The Caribbean Livestock Feed Supply Programme, which is seeking to make the cost of feed cheaper by piloting the growth of raw material within the Caribbean, pitched for financing for research and development at the recent Agriculture Investment Forum.

This programme aims to improve regional food security and livestock product price competitiveness by producing within five years at least 20 per cent of the requirement of Caricom livestock feed mills.

But the programme requires serious feasibility studies to determine whether they would be bankable and viable. Getting funding for research and development is proving difficult, even during the Agriculture Invest-ment Forum, which was designed to match projects with bankers and investors.

Speaking to this newspaper from the Guyana International Conference Centre, Robert Best, Executive Director of the Caribbean Poultry Association and coordinator of the programme said that for now they are looking only at research and development and feasibility studies.

While most of the individual projects are in the R and D stage, the fact that they are being targeted for a captive market valued at over US$200M, supported by technical assistance from international agencies should increase the likelihood of success.

Responding to concerns that the project will displace traditional rice lands, Best said that the rice component of the project will not be done on rice lands.

He said that there are 25 feed mills in the region and they all import their feedstock from the United States. “Corn can be replaced by rice,” he said.

But he added that the rice that the project wants to cultivate needs to be a high yielding variety. “We are trying to grow rice with high yields and of lower costs to be used for feed. We are considering two approaches: growing the ordinary rice and using the broken and degraded portions to make into feed.”

Best explained that though the appearance of the rice grown for feedstock may not be appealing, the nutritional value will be high.

He said that the programme has come up against some differences of opinion with the Guyana Rice Development Board (GRDB) because of the prices of rice. He said that since the price of rice has increased some difficulties have arisen.

Further, Best said that the infrastructure necessary for the implementation of both options for the project is non-existent.
According to Best, the government indicated that the project in Guyana could be given 10,000 acres of land near the MMA–ADA scheme. “We will be looking at three, four and five tonnes an acre,” he said of the yields expected.
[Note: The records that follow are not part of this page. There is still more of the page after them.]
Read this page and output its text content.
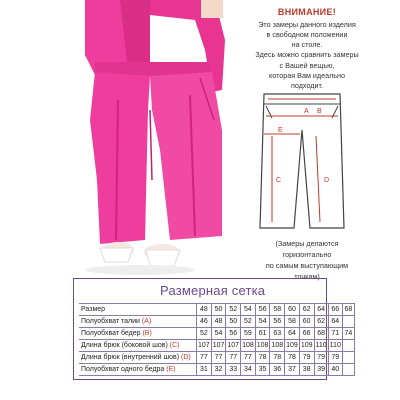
ВНИМАНИЕ!
Это замеры данного изделия
в свободном положении
на столе.
Здесь можно сравнить замеры
с Вашей вещью,
которая Вам идеально
подходит.
A B
E
C	D
(Замеры делаются
горизонтально
по самым выступающим
точкам)
Размерная сетка
Размер	48	50	52	54	56	58	60	62	64	66	68
Полуобхват талии (A)	46	48	50	52	54	56	58	60	62	64	
Полуобхват бедер (B)	52	54	56	59	61	63	64	66	68	71	74
Длина брюк (боковой шов) (C)	107	107	107	108	108	108	109	109	110	110	
Длина брюк (внутренний шов) (D)	77	77	77	77	78	78	78	79	79	79	
Полуобхват одного бедра (E)	31	32	33	34	35	36	37	38	39	40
The average yield per acre of rice land cultivated is two tonnes.

Best said too that the project is looking at cultivating feedstock in the intermediate savannah. The project envisages that by its fifth year, Guyana would have had cultivated 4,000 hectares of rice, 10,000 hectares of sorghum and 2,000 hectares of cassava, all through individual projects.
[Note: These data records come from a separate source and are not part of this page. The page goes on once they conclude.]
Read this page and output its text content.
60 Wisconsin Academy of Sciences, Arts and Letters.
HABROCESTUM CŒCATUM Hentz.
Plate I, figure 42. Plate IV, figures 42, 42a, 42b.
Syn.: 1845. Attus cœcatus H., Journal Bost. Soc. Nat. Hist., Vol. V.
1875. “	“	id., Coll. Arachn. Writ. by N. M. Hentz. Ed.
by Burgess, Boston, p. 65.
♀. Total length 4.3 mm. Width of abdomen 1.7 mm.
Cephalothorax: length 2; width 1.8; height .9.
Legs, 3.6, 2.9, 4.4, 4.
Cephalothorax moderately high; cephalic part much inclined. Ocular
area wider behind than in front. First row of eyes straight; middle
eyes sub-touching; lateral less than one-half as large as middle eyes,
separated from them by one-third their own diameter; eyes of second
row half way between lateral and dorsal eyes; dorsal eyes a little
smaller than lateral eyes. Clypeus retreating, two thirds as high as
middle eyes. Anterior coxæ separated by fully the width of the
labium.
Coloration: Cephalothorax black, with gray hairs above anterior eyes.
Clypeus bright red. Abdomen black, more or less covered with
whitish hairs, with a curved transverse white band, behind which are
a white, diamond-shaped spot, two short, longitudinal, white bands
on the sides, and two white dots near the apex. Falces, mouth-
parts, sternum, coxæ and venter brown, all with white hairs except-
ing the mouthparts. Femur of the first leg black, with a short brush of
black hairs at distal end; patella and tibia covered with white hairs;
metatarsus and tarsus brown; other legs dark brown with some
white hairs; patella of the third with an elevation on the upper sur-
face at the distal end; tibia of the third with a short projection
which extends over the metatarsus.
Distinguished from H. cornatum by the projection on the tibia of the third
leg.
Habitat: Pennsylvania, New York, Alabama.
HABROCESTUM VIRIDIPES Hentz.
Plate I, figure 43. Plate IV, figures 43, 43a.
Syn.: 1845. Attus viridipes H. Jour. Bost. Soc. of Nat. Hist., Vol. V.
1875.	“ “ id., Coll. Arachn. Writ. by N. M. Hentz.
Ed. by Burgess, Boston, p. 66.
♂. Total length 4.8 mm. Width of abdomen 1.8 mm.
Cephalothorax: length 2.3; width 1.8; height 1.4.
He said that the project has received very good feedback from Agriculture Minister Robert Persaud who is seeking to find the project technical assistance from Brazil.
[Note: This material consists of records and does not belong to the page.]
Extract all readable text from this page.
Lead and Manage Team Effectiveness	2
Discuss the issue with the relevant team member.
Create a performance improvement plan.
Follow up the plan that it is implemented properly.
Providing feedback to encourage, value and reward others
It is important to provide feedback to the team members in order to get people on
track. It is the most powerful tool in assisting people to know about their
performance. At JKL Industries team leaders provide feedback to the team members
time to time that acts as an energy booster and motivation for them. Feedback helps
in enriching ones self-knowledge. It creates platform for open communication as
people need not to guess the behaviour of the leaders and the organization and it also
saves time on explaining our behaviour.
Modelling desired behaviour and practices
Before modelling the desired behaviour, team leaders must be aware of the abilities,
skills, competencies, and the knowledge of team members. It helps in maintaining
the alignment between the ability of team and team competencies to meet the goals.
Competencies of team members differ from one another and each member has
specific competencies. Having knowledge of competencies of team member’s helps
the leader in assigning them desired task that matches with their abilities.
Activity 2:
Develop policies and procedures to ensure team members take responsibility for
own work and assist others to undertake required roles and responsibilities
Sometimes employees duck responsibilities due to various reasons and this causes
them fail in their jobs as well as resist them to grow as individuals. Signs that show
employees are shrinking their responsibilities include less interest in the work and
Speaking to this newspaper during the forum, Best said that so far the response of the financiers hasn’t been the most receptive and they were still trying to arrange one-on-one meetings with some international financial institutions present. “For these projects to go forward you need money for research and development and the financial institutions need to assist with this,” he said.

According to a document prepared for the Caricom Livestock Feed Supply Programme Inception Workshop, Caricom produces over US$700M in feedstock per annum and 85 per cent of all raw materials required to produce feed is imported largely from the USA. The remainder is produced in Belize (corn and sorghum), Guyana and Suriname (rice by-product, wheat middling, fat and soya bean.
The document said that over the last two years the feed milling industry has experienced steep and volatile increases in non agricultural commodity such as energy, freight, foreign exchange and labour, and raw material prices.

In 2007, the Caribbean Poultry Association established a public private sector working group to explore possibilities to grow more of the raw materials within the region. The working group developed the Caricom Livestock Feed Supply Programme which received endorsement of the Council for Trade and Economic Development (COTED) in October 2007 and May 2008. Several experimental plots have been established in Guyana (corn, soybean and rice) and Trinidad and Tobago (rice and cassava).